Capitol Corridor officials also see the cameras as a way to collect data on how collisions happen, spokeswoman Luna Salaver said.

"If it's a situation where perhaps someone is listening to their iPod or they're on a PDA, the camera would catch that," she said. "Then we would know what we needed to work on as far as public education."

Beyond that, Salaver added, the cameras could help quickly resolve some of the toughest questions that arise in the wake of a pedestrian fatality.

"Often the first questions reporters ask are: Was it intentional? Was the person trying to beat the train, or not paying attention? Or was it suicide?

"Now," she said, "we'll be able to reconstruct that situation."

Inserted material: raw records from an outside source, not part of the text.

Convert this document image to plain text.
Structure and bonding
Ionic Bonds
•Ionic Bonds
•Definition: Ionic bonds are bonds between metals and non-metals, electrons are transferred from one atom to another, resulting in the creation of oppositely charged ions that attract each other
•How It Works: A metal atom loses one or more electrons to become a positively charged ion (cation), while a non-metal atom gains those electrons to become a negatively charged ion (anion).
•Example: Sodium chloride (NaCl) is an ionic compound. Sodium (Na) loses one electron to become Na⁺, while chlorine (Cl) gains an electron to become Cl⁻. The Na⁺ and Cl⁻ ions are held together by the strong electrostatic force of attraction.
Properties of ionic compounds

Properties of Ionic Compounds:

Denise Tyrrell, a spokesman for Metrolink in Southern California, said most new locomotives are coming off the assembly line with cameras as a standard option. The agency just got its first such locomotive this week, she said. The transit agencies plan to use $380,000 in Proposition 1B money to install cameras on its 38 other locomotives.

In a typical tragedy, there will be several eyewitnesses with different stories, she said. "And all will be adamant that their version is the truth," she said.

"Now everyone involved in an accident can be reassured exactly what happened," she said.

The cameras will not only help the agency fend off frivolous lawsuits but help bring closure to family members as well, she said.

A death in August on the Caltrain tracks helps illustrate that point. A San Mateo man named Chuck Fox had reportedly been drinking with friends near the Hayward Park station in that city when he got up and placed himself in a train's path.

After he was killed, signs pointed to suicide, but at least one of his close friends insisted it was an accident.

"I'm sure that in a situation like that," Dunn said, "the video evidence would be an important tool in the investigation."